GLOBAL - According to Rabobank (2014) third quarter report there was a decline in global dairy prices similar to that felt in the second quarter of the year, according to Alan O’Brien from the Shanghai Office, Bord Bia – Irish Food Board.
This global decline in prices was attributed to a combination of retracted demand and increased supply by the Big 7 exporting nations (EU, US, New Zealand, Australia, Brazil, Argentina, Uruguay).
On the supply side milk production in the Big 7 continued to expand strongly in the third quarter; a combined 4.3 per cent (additional 3.2bn litres) in the three months leading up to July with half this increase coming from the EU.
On the demand side purchasing by Chinese buyers on the international market tapered back in the third quarter whilst in Russia the continued import ban from major suppliers also had an impact on the market.
Forward purchasing by Chinese buyers has eased since April as buyers continue to work through inventories accumulated at the end of 2013 and in the first quarter of 2014.

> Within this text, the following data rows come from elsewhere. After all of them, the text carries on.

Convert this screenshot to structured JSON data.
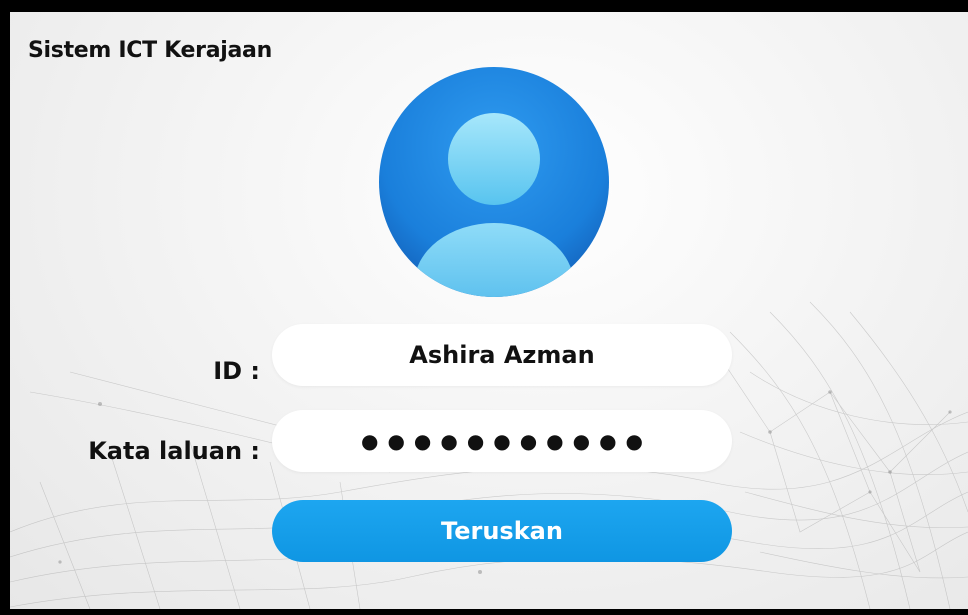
{
  "app": {
    "title": "Sistem ICT Kerajaan"
  },
  "avatar": {
    "icon": "user-avatar-icon",
    "colors": {
      "outer_top": "#1e88e5",
      "outer_bottom": "#1565c0",
      "figure_light": "#7fd6f6",
      "figure_dark": "#4bbdec"
    }
  },
  "form": {
    "id_label": "ID :",
    "id_value": "Ashira Azman",
    "password_label": "Kata laluan :",
    "password_value": "●●●●●●●●●●●",
    "submit_label": "Teruskan"
  },
  "theme": {
    "accent": "#1399e6",
    "background": "#f2f2f2",
    "border": "#000000"
  }
}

It must also be highlighted that China’s economy is currently in a phase of restructuring as the government focuses on rebalancing the economy to stabilise growth rates and remove overcapacity; this will continue to see controlled reductions in GDP and personal consumption to 7.7 per cent and 8.1 per cent per annum over the next two years, and further reduction after 2015 (IMA 2014), which may impact demand and buyer behaviour over this period.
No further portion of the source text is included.